Hieroglyphics is a collection of objects and gestures that arise where language fails. In analyzing Walt Whitman’s use of the poetic image of blades of grass, Lewis Hyde describes how “Natural objects - living things in particular - are a language we only faintly remember. It is as if creation had been dismembered sometime in the past and all things are limbs we have lost that will make us whole if only we can recall them. Whitman’s sympathetic perception of objects is a remembrance of the wholeness of things.” (“A Draft of Whitman” p174, The Gift, Lewis Hyde, 1999) 

Upon learning about the passing of a friend from my adolescence in France, I find myself mute in the face of loss. I was reminded of a story I read, about Emperor Hadrian’s irreconcilable grief over the passing of his young lover, Antinous who drowned himself in the Nile as a sacrifice for his love.

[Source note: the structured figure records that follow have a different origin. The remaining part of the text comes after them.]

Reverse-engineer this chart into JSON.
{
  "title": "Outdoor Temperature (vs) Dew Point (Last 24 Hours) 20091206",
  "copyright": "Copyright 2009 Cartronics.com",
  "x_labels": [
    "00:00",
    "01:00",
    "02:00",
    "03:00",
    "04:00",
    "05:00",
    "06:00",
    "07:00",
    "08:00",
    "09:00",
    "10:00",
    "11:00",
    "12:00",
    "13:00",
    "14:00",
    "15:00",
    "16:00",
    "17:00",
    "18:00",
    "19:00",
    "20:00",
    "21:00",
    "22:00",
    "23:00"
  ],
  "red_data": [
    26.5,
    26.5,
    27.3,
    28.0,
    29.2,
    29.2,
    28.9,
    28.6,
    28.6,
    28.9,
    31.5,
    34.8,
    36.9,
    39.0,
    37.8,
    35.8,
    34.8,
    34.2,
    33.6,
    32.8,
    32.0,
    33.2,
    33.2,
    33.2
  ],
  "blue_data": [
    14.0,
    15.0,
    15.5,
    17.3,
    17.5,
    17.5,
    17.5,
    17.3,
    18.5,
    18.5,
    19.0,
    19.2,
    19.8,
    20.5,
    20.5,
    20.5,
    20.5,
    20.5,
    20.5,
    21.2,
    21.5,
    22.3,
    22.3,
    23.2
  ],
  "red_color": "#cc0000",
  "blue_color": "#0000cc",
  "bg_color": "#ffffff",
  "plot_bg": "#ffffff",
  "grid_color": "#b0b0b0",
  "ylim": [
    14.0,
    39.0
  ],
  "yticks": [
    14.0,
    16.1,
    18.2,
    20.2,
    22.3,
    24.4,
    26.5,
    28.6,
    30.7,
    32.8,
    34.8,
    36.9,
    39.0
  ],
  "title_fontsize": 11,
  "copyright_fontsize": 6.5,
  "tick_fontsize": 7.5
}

The emperor erected a city in his name and created a cult of worship. Countless representations of the youth took shape in marble, stone, coins and reliefs. 

In my own attempt at grasping at my friend’s life, I incised onto glass, my collection of sites, strings of phrases and mythical references. They stand for the many moments across time and geographies that could hint at the mystery of his destiny. He is the Unknown Soldier for whom an eternal flame is lit under the Arch of Triumph on the Champs Elysees. He is Antinous, reborn as Osiris, God of the After Life. His anonymity grants him the eternity of the gods. 

Paris is the city of our youth, which we crafted in our own image. Without him, the once ideal city closes itself and ceases to be a place I can return to. The emperor’s incessant journeys are fueled by the desire for wholeness.